A couple of months later he was back at it again, this time at the old Alcoa Speedway in Knoxville, and again driving the Blue Angel.

“This time my steering broke,” he said.  “So right then I figured enough of these stripped down buggies and decided to go with the bigger cars.  That is when I built my first ’55 Chevrolet.”

Bruce’s friend and employer, Jack Childs of Chamblee Carburetion and Electric Company, decided to put some money in racing.  Between his money, their mechanical skills, and talent for putting together a team, things synchronized.  Racing through the Carolinas, Georgia and Tennessee, they were a team to be observed and reckoned with.

In 1965, during a tour through the Carolinas, they were observed a little too much.
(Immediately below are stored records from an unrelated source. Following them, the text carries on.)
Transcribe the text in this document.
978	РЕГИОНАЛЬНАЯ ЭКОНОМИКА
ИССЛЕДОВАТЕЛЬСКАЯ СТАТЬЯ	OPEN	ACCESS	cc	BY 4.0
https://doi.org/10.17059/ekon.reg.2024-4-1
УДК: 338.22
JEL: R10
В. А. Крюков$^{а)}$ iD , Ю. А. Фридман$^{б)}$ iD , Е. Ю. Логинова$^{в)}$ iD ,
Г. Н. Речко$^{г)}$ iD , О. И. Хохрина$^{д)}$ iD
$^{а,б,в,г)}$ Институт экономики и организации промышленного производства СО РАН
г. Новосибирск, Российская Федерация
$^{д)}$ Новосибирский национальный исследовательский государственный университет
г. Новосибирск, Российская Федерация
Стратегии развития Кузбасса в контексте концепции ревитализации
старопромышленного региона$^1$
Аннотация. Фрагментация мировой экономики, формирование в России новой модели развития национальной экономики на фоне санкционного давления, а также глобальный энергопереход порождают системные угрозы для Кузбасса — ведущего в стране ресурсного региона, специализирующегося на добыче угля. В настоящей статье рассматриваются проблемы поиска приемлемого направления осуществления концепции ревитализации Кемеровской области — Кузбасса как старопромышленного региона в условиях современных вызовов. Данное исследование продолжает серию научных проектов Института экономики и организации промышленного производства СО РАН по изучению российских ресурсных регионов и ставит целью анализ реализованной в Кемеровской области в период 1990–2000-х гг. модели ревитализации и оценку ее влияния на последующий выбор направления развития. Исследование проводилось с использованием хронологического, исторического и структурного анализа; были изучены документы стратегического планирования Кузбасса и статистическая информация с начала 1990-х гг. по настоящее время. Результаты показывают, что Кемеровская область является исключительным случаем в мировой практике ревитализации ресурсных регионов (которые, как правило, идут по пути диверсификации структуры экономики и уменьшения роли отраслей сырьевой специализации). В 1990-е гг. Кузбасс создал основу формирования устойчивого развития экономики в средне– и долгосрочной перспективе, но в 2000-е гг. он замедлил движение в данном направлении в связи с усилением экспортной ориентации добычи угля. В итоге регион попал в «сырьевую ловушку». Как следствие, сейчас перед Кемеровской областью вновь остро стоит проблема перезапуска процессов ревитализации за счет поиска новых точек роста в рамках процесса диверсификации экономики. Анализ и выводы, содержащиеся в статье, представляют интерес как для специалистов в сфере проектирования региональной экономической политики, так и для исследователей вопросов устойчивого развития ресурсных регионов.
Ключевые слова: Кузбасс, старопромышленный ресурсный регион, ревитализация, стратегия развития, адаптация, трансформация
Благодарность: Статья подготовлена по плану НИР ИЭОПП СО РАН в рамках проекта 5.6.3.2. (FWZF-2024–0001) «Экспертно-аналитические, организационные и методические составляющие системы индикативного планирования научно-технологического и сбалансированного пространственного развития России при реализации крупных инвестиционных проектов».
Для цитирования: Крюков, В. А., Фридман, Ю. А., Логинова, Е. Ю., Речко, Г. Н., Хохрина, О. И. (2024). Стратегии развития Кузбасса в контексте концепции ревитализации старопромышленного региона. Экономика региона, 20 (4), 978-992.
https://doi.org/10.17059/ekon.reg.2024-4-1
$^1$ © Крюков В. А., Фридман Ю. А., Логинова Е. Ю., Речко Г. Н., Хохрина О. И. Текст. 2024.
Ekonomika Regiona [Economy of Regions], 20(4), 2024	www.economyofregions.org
Brantley's Chevy that NASCAR officials payed close attention to in 1965. Photo courtesy GARHOFA

“I had won at Columbia, South Carolina, when NASCAR official Pete Keller warned me about using a roller cam,” Brantley said.  “Well, the next week at Harris Speedway in North Carolina, Rex White won the race and I finished a close second, with Jack Ingram a couple of laps down in third.  Keller came up and said he heard those rollers and demanded to see a tappet out of both Rex’s car and mine.  Needless to say, Ingram was given the victory.”

According to another longtime friend and mechanic, Johnny Waddell, it was around this time Bruce had another embarrassing moment.

“T.C. Hunt and Bruce were racing in Newnan, Georgia one weekend,” Waddell said.  “The track’s first and second turn was dug out of an embankment, so you had a natural guardrail several feet high.  Like most speedways, it was either muddy or dusty.  Some young men were standing too close as the two drivers would sling dirt on them, but they all loved it.  The track dried out and Bruce won.  He decided on the victory lap to give the boys one more thrill, so he slung the car in the turn to spray ‘em again, but his rear fender snagged the bank and turned the car over.  So there your winner is, upside down on the track.”

Richard Davis said the promoter ran over to see if he as okay and ask what happened.  Thinking quickly upside down, Bruce told him someone had said he would get an extra $100 for a hell-driving exhibition.

“Never saw a guy stammer and get away as fast as he did,” Davis added.

Sue said someone had walked up to her dad and asked, “Hey, isn’t that driver your son-in-law?”  “No,” Dub told them, “I don’t know who the hell that is.”